En effet, on pourrait adjoindre au couple spectateur-personnage le parcours de la star consacrée du film. Comme la plupart des films de Tom Cruise, le film est aussi analyse de la filmographie de l'acteur et jeu sur son image. Le militaire qu'il interprète, interpellant le spectateur dans l'introduction, est aussi l'acteur tout puissant et arrogant que beaucoup voit en lui, pire, le chef de propagande qu'on soupçonne à travers ses apparitions (Cruise étant le porte-parole avéré de l'église de Scientologie). L'acteur a souvent énervé par sa façon d'assumer ce sourire ultra-bright et cette confiance affichée qui a cristallisé son personnage médiatique.

"(...)il s'agira pour la star Cruise de rejouer une partie de sa filmographie et de faire retrouver au public ce qui l'a poussé à l'aimer"

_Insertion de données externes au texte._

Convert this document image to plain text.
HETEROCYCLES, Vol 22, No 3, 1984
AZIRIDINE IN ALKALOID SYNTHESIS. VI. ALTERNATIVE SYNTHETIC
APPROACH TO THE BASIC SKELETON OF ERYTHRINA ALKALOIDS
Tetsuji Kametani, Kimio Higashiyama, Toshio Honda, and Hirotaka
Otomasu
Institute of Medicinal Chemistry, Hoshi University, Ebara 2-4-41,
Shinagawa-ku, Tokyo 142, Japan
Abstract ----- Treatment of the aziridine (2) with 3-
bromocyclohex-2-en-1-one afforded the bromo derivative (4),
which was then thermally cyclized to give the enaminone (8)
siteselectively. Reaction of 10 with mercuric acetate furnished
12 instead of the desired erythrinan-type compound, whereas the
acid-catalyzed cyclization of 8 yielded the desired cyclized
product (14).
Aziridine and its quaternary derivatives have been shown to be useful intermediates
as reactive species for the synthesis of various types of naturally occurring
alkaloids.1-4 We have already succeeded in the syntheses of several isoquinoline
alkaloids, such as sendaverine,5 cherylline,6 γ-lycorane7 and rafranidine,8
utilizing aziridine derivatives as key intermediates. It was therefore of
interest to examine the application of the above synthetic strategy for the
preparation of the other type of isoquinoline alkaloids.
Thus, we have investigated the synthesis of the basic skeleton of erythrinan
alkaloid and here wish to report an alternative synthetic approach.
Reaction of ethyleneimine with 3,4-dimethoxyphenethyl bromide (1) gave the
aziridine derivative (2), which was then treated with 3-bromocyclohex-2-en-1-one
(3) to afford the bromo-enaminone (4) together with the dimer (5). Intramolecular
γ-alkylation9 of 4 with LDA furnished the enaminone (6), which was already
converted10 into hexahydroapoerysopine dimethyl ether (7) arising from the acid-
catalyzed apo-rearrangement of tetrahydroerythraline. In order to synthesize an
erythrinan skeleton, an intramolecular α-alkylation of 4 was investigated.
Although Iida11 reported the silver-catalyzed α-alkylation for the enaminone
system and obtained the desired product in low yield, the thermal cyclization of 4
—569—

C'est dans ce but premier qu'il doit devenir compétent. Car, qui d'autre pourrait le guider pour aller plus loin dans l'aventure ? D'autant plus qu'elle est le seul "signe" qu'il a pu identifier dans tout le marasme du champ de bataille. Suite à des nombreuses tentatives infructueuses, notre héros arrive à se perfectionner et à enfin sauver la militaire. Mais alors que nous voyons notre héros enfin maîtriser l'action, un retournement de situation sidérant intervient. La militaire, au lieu de suivre son « héros » lui lance : « Find me when you wake up. » et disparaît dans une explosion. Le film se reboote là explicitement « comme un rêve ». C'est directement aux séquences de rêves prémonitoire conventionnelles (comme dans tout film comportant un voyant ou des visions) qu'on est renvoyé comme un nouvel appel à la fiction dans la fiction. Ça le sera d'autant plus que ça ne sera qu'à partir de ce moment qu'on aura la verbalisation explicite de l'objectif « sauver le monde » et la promesses de nouvelles « visions » (qui tiendront lieu visuellement d'objectifs de jeu vidéo). Quand le personnage se réveillera à nouveau au point de départ, il aura maintenant un but : trouver L'ange de Verdun et surtout comprendre ce qui s'est passé, c'est-à-dire ajouter du sens à ce flux qui ne semble que tourner en boucle. 

 

Constamment, le film se permet ainsi non pas de changer de trajectoires, mais de varier un peu, de parcourir des passages que l'on n'a pas pris le temps d'observer ou de jouer des parcours alternatifs. Le film tente de réduire dans un même mouvement l'écart entre le spectateur plongé dans l'action sidérante et celui qui voudrait la contrôler, entre le producteur qui impose un produit et le consommateur qui veut un objet qui ne s'adapterait qu' à lui.